Le CLS est l’un des organes de contrôle de l’OIT. Sa composition est tripartite puisqu’y siègent des représentants des travailleurs, des employeurs et des gouvernements. Ce comité est chargé du contrôle du respect de la liberté d’association et de la liberté de négociation collective.

Selon la CSC, bien que les conclusions du CLS ne soient pas juridiquement contraignantes, la composition tripartite de cet organe de contrôle et l’adoption subséquente des conclusions par le Conseil d’administration de l’OIT- au sein duquel siège actuellement le gouvernement belge pour un mandat de trois ans -“donnent un poids considérable aux conclusions adoptées”.

Pour le syndicat chrétien, “le gouvernement belge se doit d’y donner suite” car la Belgique est l’un des neuf membres fondateurs de l’OIT et a toujours soutenu l’organisation et son système normatif, comme l’a rappelé la ministre des Affaires étrangères, Hadja Lahbib, en commission de la Chambre.

“Le temps est donc aujourd’hui venu pour le gouvernement de joindre la parole aux actes et de donner suite aux conclusions dressées par le CLS en mettant fin à la restriction significative de la capacité des partenaires sociaux à négocier de manière autonome l’évolution du niveau des salaires du secteur privé en procédant à la révision de la loi de 1996″, ajoute la CSC.

“Une violation de la Convention 98”

Le syndicat juge “inconcevable” que le gouvernement belge se retranche derrière le refus des organisations patronales belges pour s’opposer à toute modification de la loi de 1996.

Pour la CSC, le gouvernement belge se doit de respecter la Convention 98 de l’OIT et les conclusions du CLS qu’il a lui-même adoptées au conseil d’administration de l’OIT.

“A défaut d’action décisive de la part du gouvernement, les syndicats continueront à dénoncer la violation de la Convention 98 par le gouvernement belge tant que la loi de 1996 ne sera pas modifiée. Les juges nationaux devront tenir compte des constats dressés par le CLS quant à la non-conformité de la loi de 1996 au regard de la Convention 98″, a encore prévenu la CSC.

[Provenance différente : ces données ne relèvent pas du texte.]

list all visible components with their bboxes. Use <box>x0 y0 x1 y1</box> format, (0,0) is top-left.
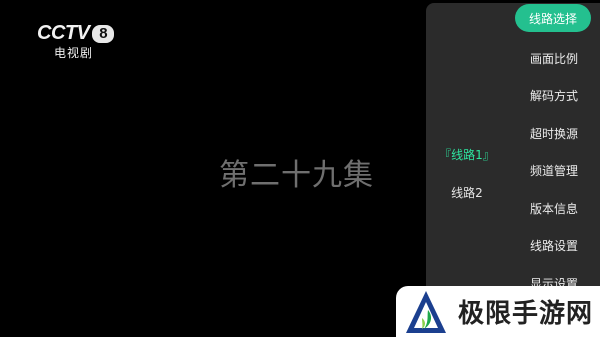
channel-name: CCTV <box>37 22 90 44</box>
channel-logo: CCTV 8 电视剧 <box>37 22 117 62</box>
menu-item-aspect-ratio[interactable]: 画面比例 <box>508 40 600 78</box>
channel-subtitle: 电视剧 <box>54 46 94 60</box>
menu-item-channel-manage[interactable]: 频道管理 <box>508 152 600 190</box>
episode-title: 第二十九集 <box>219 158 374 193</box>
route-item-2[interactable]: 线路2 <box>426 173 508 211</box>
menu-item-version-info[interactable]: 版本信息 <box>508 190 600 228</box>
triangle-logo-icon <box>406 290 446 333</box>
channel-number: 8 <box>92 24 115 43</box>
menu-item-timeout-switch[interactable]: 超时换源 <box>508 115 600 153</box>
route-item-1[interactable]: 『线路1』 <box>426 135 508 173</box>
menu-item-route-select[interactable]: 线路选择 <box>515 4 591 32</box>
watermark: 极限手游网 <box>396 286 600 337</box>
channel-logo-main: CCTV 8 <box>37 22 115 45</box>
menu-item-route-settings[interactable]: 线路设置 <box>508 227 600 265</box>
watermark-text: 极限手游网 <box>458 299 594 329</box>
menu-item-decoder[interactable]: 解码方式 <box>508 77 600 115</box>
route-list: 『线路1』 线路2 <box>426 135 508 211</box>
settings-menu: 线路选择 画面比例 解码方式 超时换源 频道管理 版本信息 线路设置 显示设置 <box>508 2 600 302</box>
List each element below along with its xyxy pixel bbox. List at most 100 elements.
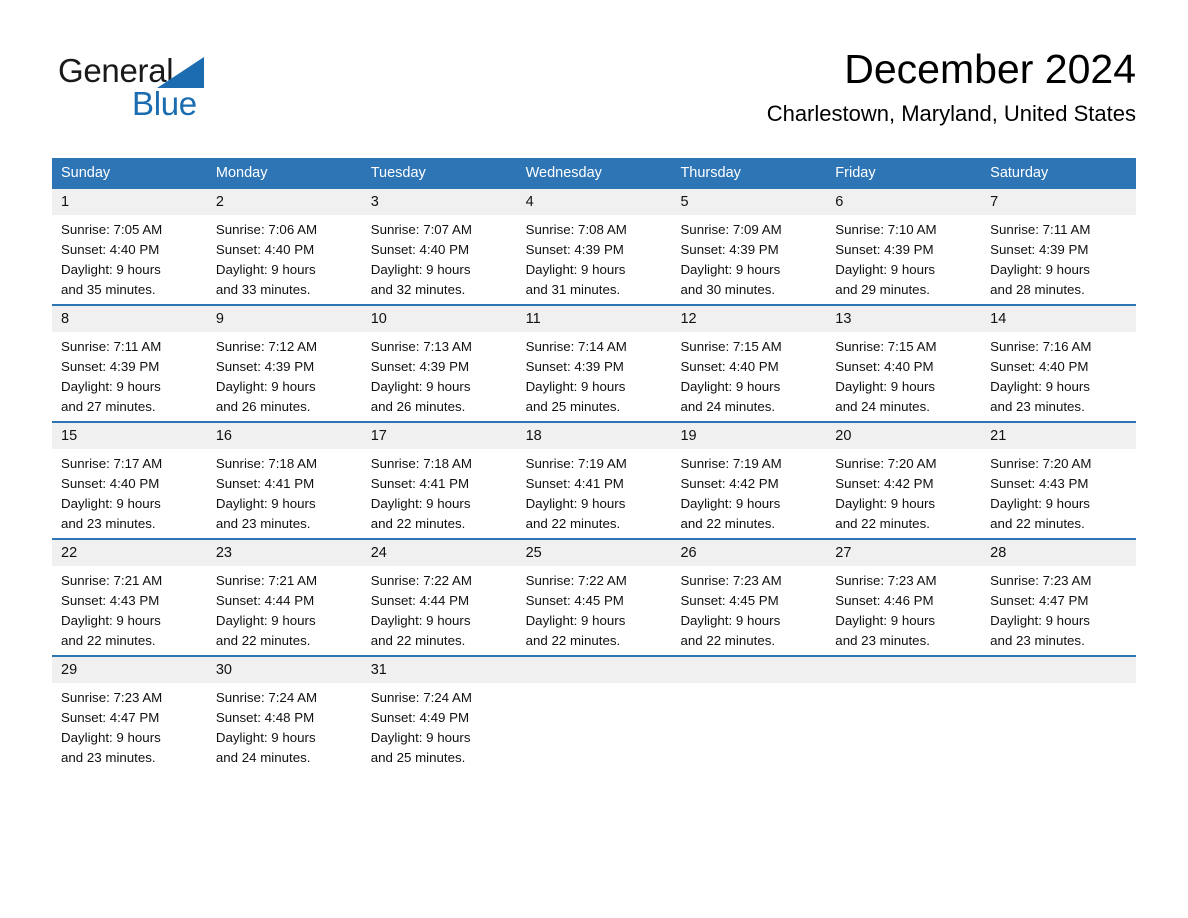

La Fédération des entreprises de Belgique a pour sa part immédiatement souligné qu’en vertu de recommandation du CLS, “les partenaires sociaux doivent pouvoir décider librement des critères sur lesquels baser leurs négociations sur les évolutions de salaires”.

“Cela renvoie non seulement à la loi sur la norme salariale mais aussi à l’indexation automatique” des salaires, ont affirmé le CEO de la FEB, Pieter Timmermans, et la directrice générale de la fédération patronale, Monica De Jonghe, dans un communiqué.